Our research has developed improved hip replacement fixation techniques, which have improved the biomechanical stability of implanted artificial joints. These techniques have been employed by orthopaedic surgeons, for example at Mid-Essex Hospitals Services Trust (MEHT), in primary and revision total hip replacement operations. As a result, the number of patients requiring revision hip surgery due to cup loosening has fallen by 50%. Additionally, these techniques have reduced the recovery time per operation by 3-5 days, which in addition to benefitting the patient have also resulted in an average saving per operation of £1,200.
Cranfield's research on Osteomics (the science of bones) & Biominerals (O&B) has improved the manufacture and performance of biomedical prostheses.
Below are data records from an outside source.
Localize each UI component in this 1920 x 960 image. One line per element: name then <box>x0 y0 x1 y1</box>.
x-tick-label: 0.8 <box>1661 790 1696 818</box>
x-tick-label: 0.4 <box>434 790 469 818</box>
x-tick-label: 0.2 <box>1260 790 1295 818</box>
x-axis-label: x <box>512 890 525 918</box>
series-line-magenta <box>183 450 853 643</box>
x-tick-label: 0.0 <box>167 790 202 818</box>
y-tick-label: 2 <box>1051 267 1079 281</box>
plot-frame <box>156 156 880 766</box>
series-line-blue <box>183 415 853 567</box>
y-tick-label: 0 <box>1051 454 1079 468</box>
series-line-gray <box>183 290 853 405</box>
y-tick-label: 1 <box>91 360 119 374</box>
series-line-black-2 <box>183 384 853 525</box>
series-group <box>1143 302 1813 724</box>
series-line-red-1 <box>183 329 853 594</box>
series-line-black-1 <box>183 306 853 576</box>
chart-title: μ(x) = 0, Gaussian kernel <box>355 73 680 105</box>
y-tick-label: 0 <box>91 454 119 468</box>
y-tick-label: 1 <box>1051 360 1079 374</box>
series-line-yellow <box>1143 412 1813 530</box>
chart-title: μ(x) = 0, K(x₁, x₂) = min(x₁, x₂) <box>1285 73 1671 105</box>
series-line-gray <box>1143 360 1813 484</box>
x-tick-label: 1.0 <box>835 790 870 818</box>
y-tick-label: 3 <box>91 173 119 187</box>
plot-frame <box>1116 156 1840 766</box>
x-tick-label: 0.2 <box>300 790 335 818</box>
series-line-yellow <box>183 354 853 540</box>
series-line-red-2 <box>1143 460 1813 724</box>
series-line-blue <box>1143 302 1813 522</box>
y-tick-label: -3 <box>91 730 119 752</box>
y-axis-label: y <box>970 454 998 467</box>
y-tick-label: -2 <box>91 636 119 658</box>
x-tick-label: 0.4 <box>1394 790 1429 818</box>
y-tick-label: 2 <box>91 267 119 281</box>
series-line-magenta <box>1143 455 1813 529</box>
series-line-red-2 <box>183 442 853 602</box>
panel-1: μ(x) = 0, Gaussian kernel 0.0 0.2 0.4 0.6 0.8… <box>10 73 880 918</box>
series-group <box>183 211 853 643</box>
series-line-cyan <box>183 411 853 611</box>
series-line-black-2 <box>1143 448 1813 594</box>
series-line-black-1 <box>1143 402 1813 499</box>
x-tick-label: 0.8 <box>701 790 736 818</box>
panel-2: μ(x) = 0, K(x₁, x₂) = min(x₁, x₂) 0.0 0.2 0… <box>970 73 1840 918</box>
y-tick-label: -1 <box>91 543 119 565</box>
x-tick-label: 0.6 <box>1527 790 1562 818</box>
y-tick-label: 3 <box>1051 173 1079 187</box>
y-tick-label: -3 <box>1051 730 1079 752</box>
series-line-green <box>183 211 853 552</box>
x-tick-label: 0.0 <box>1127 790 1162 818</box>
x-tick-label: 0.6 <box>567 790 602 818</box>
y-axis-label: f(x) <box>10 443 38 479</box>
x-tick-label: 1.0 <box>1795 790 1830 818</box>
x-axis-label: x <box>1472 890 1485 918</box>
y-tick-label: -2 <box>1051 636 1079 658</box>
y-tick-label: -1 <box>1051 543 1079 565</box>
The techniques developed have also resulted in a spin-out company and analytical techniques with broader application in forensic casework. Specifically, our research has resulted in:
(i) Improved biomedical prostheses where new coating techniques and new product quality assurance protocols and standards underpin coating processes in industry; worth several £M/year. These have been developed with, and are currently used by Biomet, an international medical device manufacturer.
(ii) The creation of a spin-out company, HALO X-ray Technologies, to exploit the technologies based on our novel X-ray analytical techniques.
(iii) Several new analytical methods for the discrimination of bone in forensic case work (used by Cellmark Forensic Services (CFS)).